Beyond daily life, zwanze plays a recognised role in Brussels' cultural scene, appearing in parades, festivals, literature, and the visual arts. Cafés, café-théâtres, and cultural associations help maintain the tradition through local events and major festivities such as the Meyboom and Folklorissimo. Zwanze transcends social class: working-class audiences often favour mischievous humour, while more educated circles tend to appreciate wordplay.

Theatrical works in Brussels' dialect, such as Le Mariage de mademoiselle Beulemans and Bossemans et Coppenolle, remain popular, attracting both French- and Dutch-speaking audiences across generations. Figures frequently cited as ambassadors of the tradition include Jacques Brel, Félicien Rops, Madame Chapeau, Les Moustaches, and the Royal Theatre Toone. The form and prominence of zwanze can also vary depending on the cultural backgrounds of immigrant communities in the city.

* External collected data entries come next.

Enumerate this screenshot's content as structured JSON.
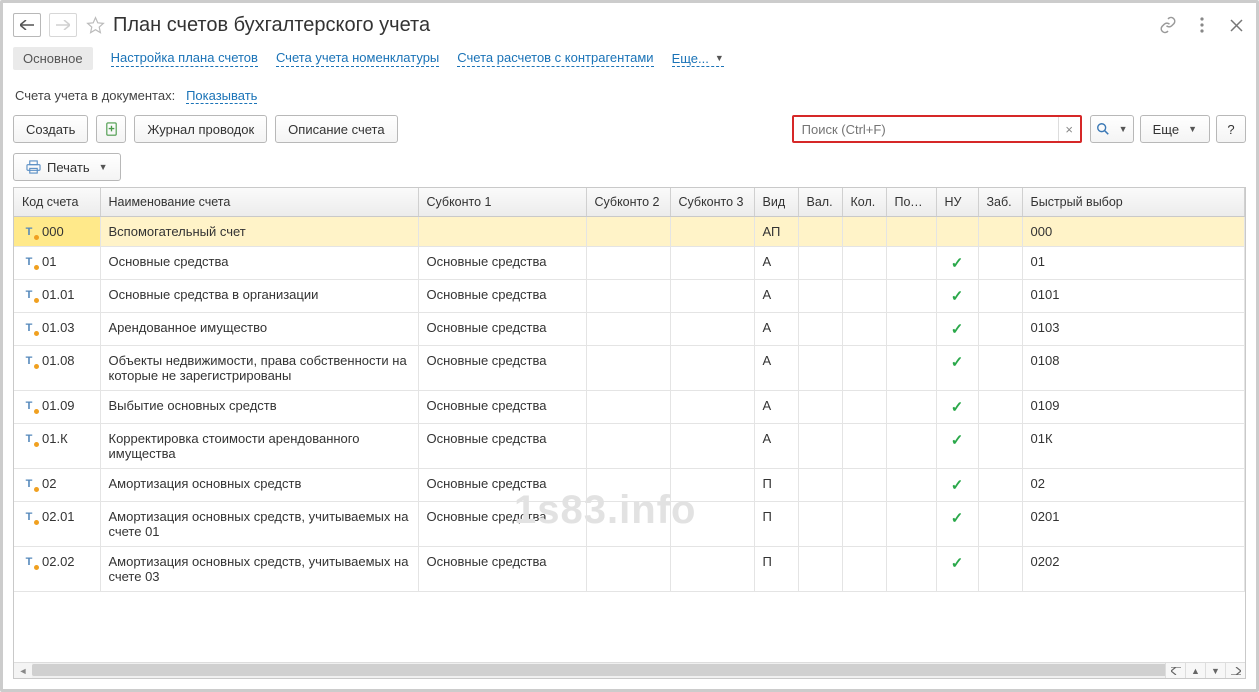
{
  "title": "План счетов бухгалтерского учета",
  "tabs": {
    "main": "Основное",
    "t1": "Настройка плана счетов",
    "t2": "Счета учета номенклатуры",
    "t3": "Счета расчетов с контрагентами",
    "more": "Еще..."
  },
  "info": {
    "label": "Счета учета в документах:",
    "link": "Показывать"
  },
  "toolbar": {
    "create": "Создать",
    "journal": "Журнал проводок",
    "describe": "Описание счета",
    "search_placeholder": "Поиск (Ctrl+F)",
    "more": "Еще",
    "help": "?"
  },
  "print": {
    "label": "Печать"
  },
  "columns": {
    "code": "Код счета",
    "name": "Наименование счета",
    "sk1": "Субконто 1",
    "sk2": "Субконто 2",
    "sk3": "Субконто 3",
    "vid": "Вид",
    "val": "Вал.",
    "kol": "Кол.",
    "podr": "Подр.",
    "nu": "НУ",
    "zab": "Заб.",
    "quick": "Быстрый выбор"
  },
  "rows": [
    {
      "code": "000",
      "name": "Вспомогательный счет",
      "sk1": "",
      "vid": "АП",
      "nu": false,
      "quick": "000",
      "selected": true
    },
    {
      "code": "01",
      "name": "Основные средства",
      "sk1": "Основные средства",
      "vid": "А",
      "nu": true,
      "quick": "01"
    },
    {
      "code": "01.01",
      "name": "Основные средства в организации",
      "sk1": "Основные средства",
      "vid": "А",
      "nu": true,
      "quick": "0101"
    },
    {
      "code": "01.03",
      "name": "Арендованное имущество",
      "sk1": "Основные средства",
      "vid": "А",
      "nu": true,
      "quick": "0103"
    },
    {
      "code": "01.08",
      "name": "Объекты недвижимости, права собственности на которые не зарегистрированы",
      "sk1": "Основные средства",
      "vid": "А",
      "nu": true,
      "quick": "0108"
    },
    {
      "code": "01.09",
      "name": "Выбытие основных средств",
      "sk1": "Основные средства",
      "vid": "А",
      "nu": true,
      "quick": "0109"
    },
    {
      "code": "01.К",
      "name": "Корректировка стоимости арендованного имущества",
      "sk1": "Основные средства",
      "vid": "А",
      "nu": true,
      "quick": "01К"
    },
    {
      "code": "02",
      "name": "Амортизация основных средств",
      "sk1": "Основные средства",
      "vid": "П",
      "nu": true,
      "quick": "02"
    },
    {
      "code": "02.01",
      "name": "Амортизация основных средств, учитываемых на счете 01",
      "sk1": "Основные средства",
      "vid": "П",
      "nu": true,
      "quick": "0201"
    },
    {
      "code": "02.02",
      "name": "Амортизация основных средств, учитываемых на счете 03",
      "sk1": "Основные средства",
      "vid": "П",
      "nu": true,
      "quick": "0202"
    }
  ],
  "watermark": "1s83.info"
}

==Legacy and recognition==
The phenomenon of zwanze is intrinsically linked to Brussels, but its influence extends beyond the Brussels-Capital Region. The Brussels word zwanze has been recorded in major lexicographical sources, including Larousse, Le Petit Robert, the Base de données lexicographiques panfrancophone (BDLP) at Laval University in Québec, and the Trésor de la Langue Française informatisé (TLFi) of the CNRS/Université de Lorraine. Books on zwanze are published throughout Belgium and are sometimes available abroad.

Zwanze has been studied at universities both in Belgium and internationally. Examples include a 1993 literary study on onomastics, geography, and adventure entitled Zwanze et science à la conquête de l'empire: Nirep et les mystères du Congo (UCL) and a 2020 interuniversity competition in international public law focused on a simulated case regarding the restitution of cultural and archaeological works in the context of zwanze (Procès simulé en droit international public, UCL). The Charte pour la Zwanze et les Parlers bruxellois was created to encourage further research into zwanze and its linguistic heritage, emphasising its status as an intangible cultural expression.